Kopfgeld auf Ntaganzwa ausgesetzt

Ehemalige Kampfgefährten hätten Ntaganzwa am 3. Dezember in Kiyeye nördlich der ostkongolesischen Provinzhauptstadt Goma festgenommen und der kongolesischen Polizei übergeben, berichtete das von den UN unterstützte Radio Okapi im Kongo.

Auf dem Bildschirm eines Computers sieht man das US-Fahndungsfoto zu Ladislas Ntaganzwa und anderen (Foto: AFP)

Ladislas Ntaganzwa auf dem Fahndungsfoto der US-Justiz

Die USA hatten auf Ntaganzwas Festnahme eine Belohnung von fünf Millionen Dollar ausgesetzt. Laut US-Justiz soll Ntaganzwa außerdem dabei geholfen haben, die Hutu-Miliz Interahamwe "aufzubauen, zu trainieren, zu bewaffnen und zu lenken".

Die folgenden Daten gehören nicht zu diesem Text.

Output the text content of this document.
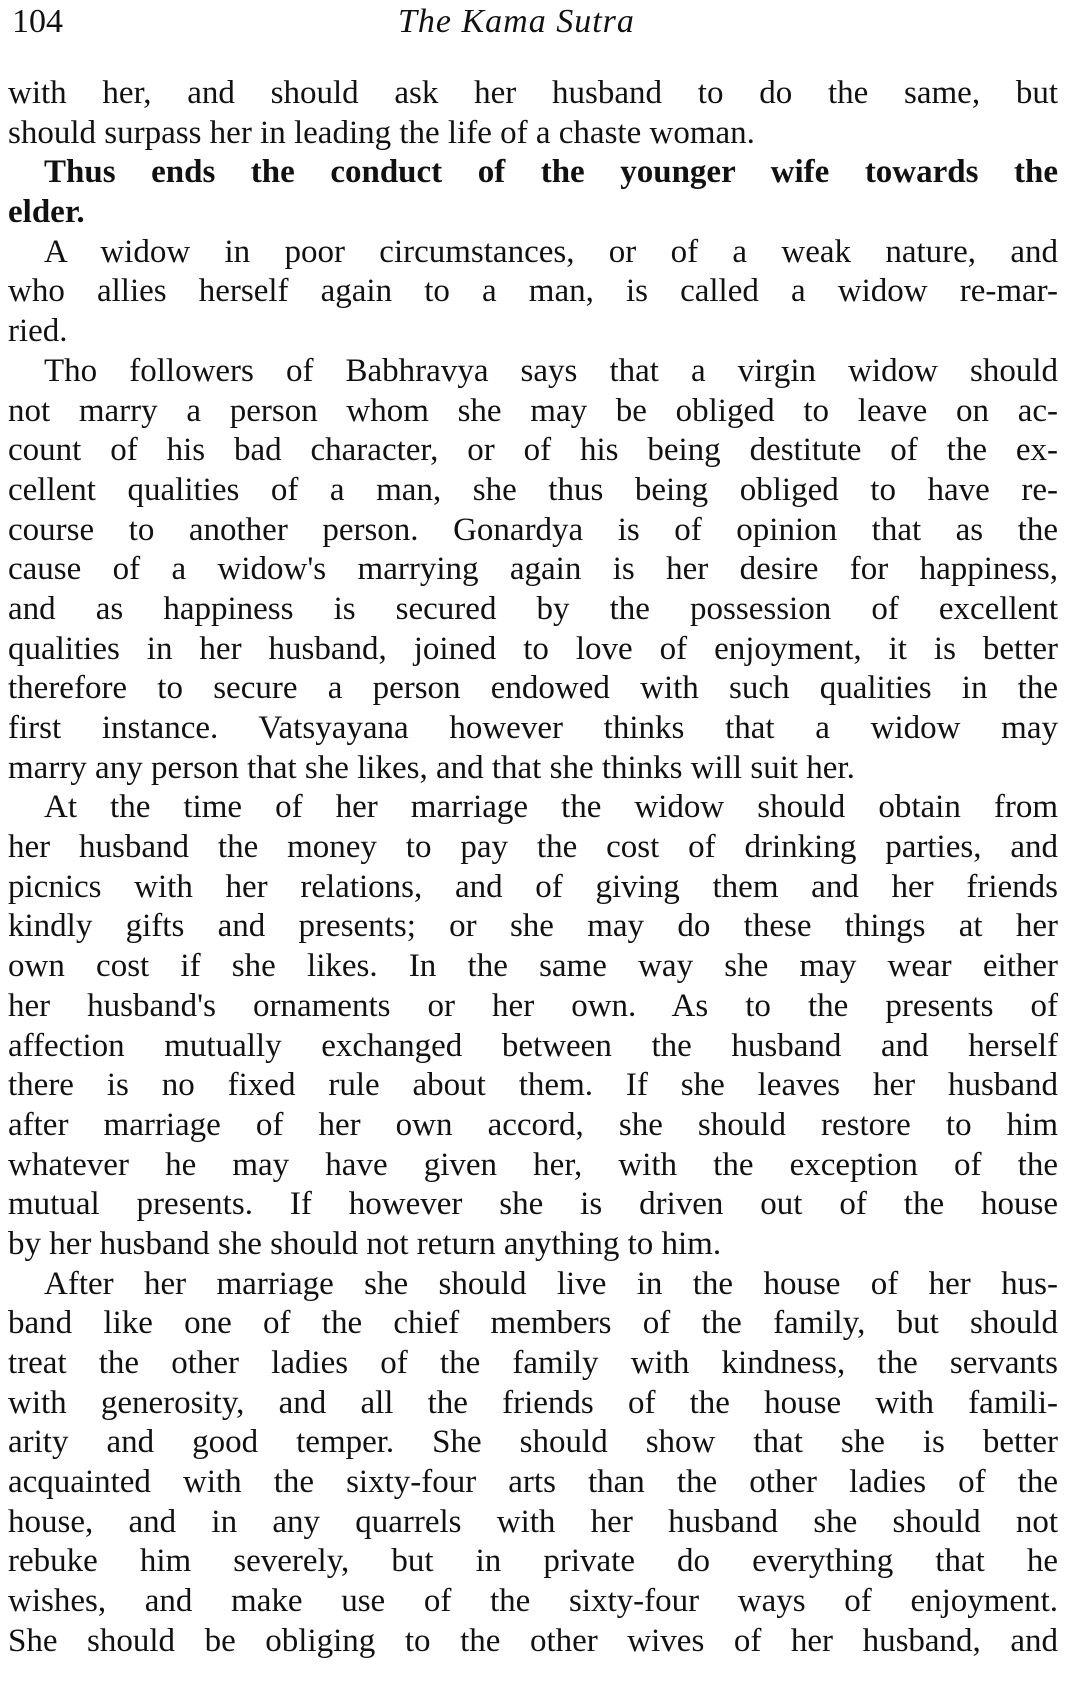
104	The Kama Sutra
with her, and should ask her husband to do the same, but
should surpass her in leading the life of a chaste woman.
Thus ends the conduct of the younger wife towards the
elder.
A widow in poor circumstances, or of a weak nature, and
who allies herself again to a man, is called a widow re-mar-
ried.
Tho followers of Babhravya says that a virgin widow should
not marry a person whom she may be obliged to leave on ac-
count of his bad character, or of his being destitute of the ex-
cellent qualities of a man, she thus being obliged to have re-
course to another person. Gonardya is of opinion that as the
cause of a widow's marrying again is her desire for happiness,
and as happiness is secured by the possession of excellent
qualities in her husband, joined to love of enjoyment, it is better
therefore to secure a person endowed with such qualities in the
first instance. Vatsyayana however thinks that a widow may
marry any person that she likes, and that she thinks will suit her.
At the time of her marriage the widow should obtain from
her husband the money to pay the cost of drinking parties, and
picnics with her relations, and of giving them and her friends
kindly gifts and presents; or she may do these things at her
own cost if she likes. In the same way she may wear either
her husband's ornaments or her own. As to the presents of
affection mutually exchanged between the husband and herself
there is no fixed rule about them. If she leaves her husband
after marriage of her own accord, she should restore to him
whatever he may have given her, with the exception of the
mutual presents. If however she is driven out of the house
by her husband she should not return anything to him.
After her marriage she should live in the house of her hus-
band like one of the chief members of the family, but should
treat the other ladies of the family with kindness, the servants
with generosity, and all the friends of the house with famili-
arity and good temper. She should show that she is better
acquainted with the sixty-four arts than the other ladies of the
house, and in any quarrels with her husband she should not
rebuke him severely, but in private do everything that he
wishes, and make use of the sixty-four ways of enjoyment.
She should be obliging to the other wives of her husband, and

Fast 800.000 Opfer in 100 Tagen

Die regierungsnahen Milizen hatten von April bis Juli 1994 Jagd auf Tutsis und gemäßigte Hutus gemacht und diese mit Macheten, Äxten, Speeren und Knüppeln niedergemetzelt. In nur 100 Tagen wurden etwa 800.000 Menschen getötet. Der Völkermord gilt als eines der schwersten Verbrechen des 20. Jahrhunderts

Die ruandische Regierung will nun weiter mit anderen ostafrikanischen und europäischen Staaten zusammenarbeiten, um auch die letzten acht Flüchtigen zu fassen, die bei dem Genozid eine entscheidende Rolle gespielt haben sollen.